MASTERING WEEK: Brickwall limiters are an essential part of the mastering chain. They add a final level of control, ensuring there are no overs or clipping. They also induce extra perceived volume and punch, allowing us to make our tracks larger than life.
These powerful processors can be abused or simply used incorrectly, and the results are often undesirable effects such as distortion, clipping and uncontrollable saturation. To avoid all of these problems, simply use sensible amounts of gain reduction and less gain.
Below you can see and hear the difference between a conservatively limited signal and one that has been pushed too far. The same limiter is used in both examples, and a loudness meter is used to monitor the results throughout the process.
Step 1: An untreated pre-master is loaded and played back here.

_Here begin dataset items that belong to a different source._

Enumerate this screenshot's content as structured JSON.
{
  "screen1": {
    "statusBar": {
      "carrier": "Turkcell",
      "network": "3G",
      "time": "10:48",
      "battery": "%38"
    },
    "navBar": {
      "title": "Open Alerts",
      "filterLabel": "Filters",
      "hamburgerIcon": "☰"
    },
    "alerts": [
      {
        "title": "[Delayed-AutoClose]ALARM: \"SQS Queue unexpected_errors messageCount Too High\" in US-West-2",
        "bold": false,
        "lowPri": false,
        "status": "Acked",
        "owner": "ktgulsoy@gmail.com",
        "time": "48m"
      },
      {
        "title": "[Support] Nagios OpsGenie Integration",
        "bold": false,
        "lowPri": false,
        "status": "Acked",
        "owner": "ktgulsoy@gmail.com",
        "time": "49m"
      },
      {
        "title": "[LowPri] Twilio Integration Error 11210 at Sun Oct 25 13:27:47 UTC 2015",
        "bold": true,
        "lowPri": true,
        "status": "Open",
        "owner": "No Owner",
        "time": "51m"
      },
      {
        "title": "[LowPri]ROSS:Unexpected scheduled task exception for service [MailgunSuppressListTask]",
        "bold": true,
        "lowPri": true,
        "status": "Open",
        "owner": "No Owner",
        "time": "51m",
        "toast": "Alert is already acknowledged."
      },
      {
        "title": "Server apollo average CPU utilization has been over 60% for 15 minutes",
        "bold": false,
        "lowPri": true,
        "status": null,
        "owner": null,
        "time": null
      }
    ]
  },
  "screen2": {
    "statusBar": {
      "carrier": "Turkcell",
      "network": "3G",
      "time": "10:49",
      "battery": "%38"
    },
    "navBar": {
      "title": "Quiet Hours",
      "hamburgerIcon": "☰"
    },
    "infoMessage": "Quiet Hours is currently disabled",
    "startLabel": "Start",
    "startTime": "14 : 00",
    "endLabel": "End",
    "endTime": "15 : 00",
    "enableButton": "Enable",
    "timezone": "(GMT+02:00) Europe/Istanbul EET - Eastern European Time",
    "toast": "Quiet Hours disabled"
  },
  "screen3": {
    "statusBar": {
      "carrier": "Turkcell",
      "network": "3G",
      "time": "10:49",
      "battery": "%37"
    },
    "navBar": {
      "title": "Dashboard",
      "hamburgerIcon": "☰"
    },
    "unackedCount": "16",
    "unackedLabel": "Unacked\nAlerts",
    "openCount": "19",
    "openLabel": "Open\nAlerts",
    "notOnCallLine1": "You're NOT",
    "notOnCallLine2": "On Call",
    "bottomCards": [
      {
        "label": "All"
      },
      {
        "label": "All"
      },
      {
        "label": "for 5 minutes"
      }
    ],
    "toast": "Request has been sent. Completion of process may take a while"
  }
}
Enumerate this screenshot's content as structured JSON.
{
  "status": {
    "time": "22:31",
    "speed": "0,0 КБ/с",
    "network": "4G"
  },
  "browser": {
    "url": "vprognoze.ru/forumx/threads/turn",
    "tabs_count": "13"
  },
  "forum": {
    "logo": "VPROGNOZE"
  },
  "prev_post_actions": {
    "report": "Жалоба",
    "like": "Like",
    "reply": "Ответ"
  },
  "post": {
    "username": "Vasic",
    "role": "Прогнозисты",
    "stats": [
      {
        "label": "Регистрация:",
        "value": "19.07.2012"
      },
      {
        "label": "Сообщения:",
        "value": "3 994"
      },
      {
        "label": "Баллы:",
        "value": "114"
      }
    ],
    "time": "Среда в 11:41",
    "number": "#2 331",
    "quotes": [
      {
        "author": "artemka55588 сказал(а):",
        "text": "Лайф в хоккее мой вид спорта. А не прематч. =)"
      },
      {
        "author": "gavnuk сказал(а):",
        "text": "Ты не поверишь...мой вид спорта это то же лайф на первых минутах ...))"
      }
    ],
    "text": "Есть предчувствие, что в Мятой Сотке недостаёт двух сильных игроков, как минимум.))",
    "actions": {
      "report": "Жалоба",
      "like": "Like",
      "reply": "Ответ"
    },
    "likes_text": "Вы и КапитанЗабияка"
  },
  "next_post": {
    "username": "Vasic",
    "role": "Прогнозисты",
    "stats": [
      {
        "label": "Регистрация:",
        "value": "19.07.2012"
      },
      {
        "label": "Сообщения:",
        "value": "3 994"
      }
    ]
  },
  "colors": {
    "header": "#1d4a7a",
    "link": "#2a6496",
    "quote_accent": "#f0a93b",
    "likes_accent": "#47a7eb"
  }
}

You can hear it in its raw state below. This has no limiting applied and, as you can see, has a low RMS and perceived volume level. Some limiting should fix this.
Step 2: A cutting-edge brickwall limiter is inserted into the signal path and gain is driven into the circuit until around 3dB of gain reduction is redacted. This brings us to around -10dB RMS and an acceptable perceived volume for this style of track.
Step 3: Push things too far and we create massive amounts of perceived level by killing our dynamic range. This gives us unwanted distortion and clipping. The resulting sound is unpleasant and contains no dynamics. Not good - this sort of limiter abuse should be avoided.